Pemeriksaan terhadap "crazy rich Madura" ini berlangsung selama 3,5 jam. Meski diperiksa terkait skandal korupsi serius, Haji Her menunjukkan sikap santai dan memberikan jawaban blak-blakan yang cenderung nyeleneh kepada awak media.
Pengusaha rokok ini menegaskan tidak mengenal para tersangka dalam skandal cukai tersebut. Ia mengeklaim telah memaparkan fakta secara jujur sesuai karakter masyarakat Madura yang ia banggakan.
"Ya dikonfirmasi saja, ditanya persoalan kenal tidak dengan tersangka itu, saya jawab tidak kenal. Terus ditanya menginap di mana? Grand Hyatt. Wah, hotel mahal itu? Iya, saya kan banyak uang," seloroh Haji Her di selasar Gedung KPK.
Haji Her menekankan bahwa dirinya bersikap kooperatif terhadap proses hukum. Ia menyatakan tidak tahu-menahu mengenai skema korupsi pengurusan cukai rokok yang tengah didalami penyidik KPK.
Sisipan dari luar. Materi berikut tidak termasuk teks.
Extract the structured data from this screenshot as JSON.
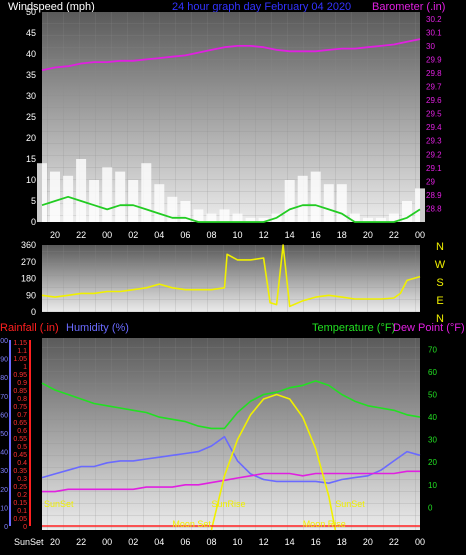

"Ya saya jawab apa adanya semuanya. Orang Madura itu apa adanya, enggak ada berbelit-belit," tandasnya. Pernyataan ini seolah menegaskan dirinya tidak ingin disangkutpautkan dengan praktik "main mata" di lingkungan Bea Cukai.
Pemeriksaan Haji Her berkaitan dengan dugaan suap sistemik antara produsen rokok di Pulau Jawa dengan oknum pejabat DJBC. KPK menduga ada praktik manipulasi tarif cukai guna mendapatkan fasilitas impor atau keringanan pungutan negara secara ilegal.
Kasus ini mulai mengerucut setelah penyidik menetapkan Budiman Bayu Prasojo, Kepala Seksi Intelijen Cukai P2 DJBC, sebagai tersangka. Juru Bicara KPK Budi Prasetyo menyebut, praktik ini diduga melibatkan perusahaan rokok besar dari Jawa Tengah dan Jawa Timur.
Modus yang didalami adalah pembelian pita cukai dengan tarif rendah yang tidak sesuai peruntukannya. Keterangan Haji Her dianggap krusial untuk memetakan sejauh mana keterlibatan pengusaha dalam pemberian gratifikasi kepada oknum pejabat cukai.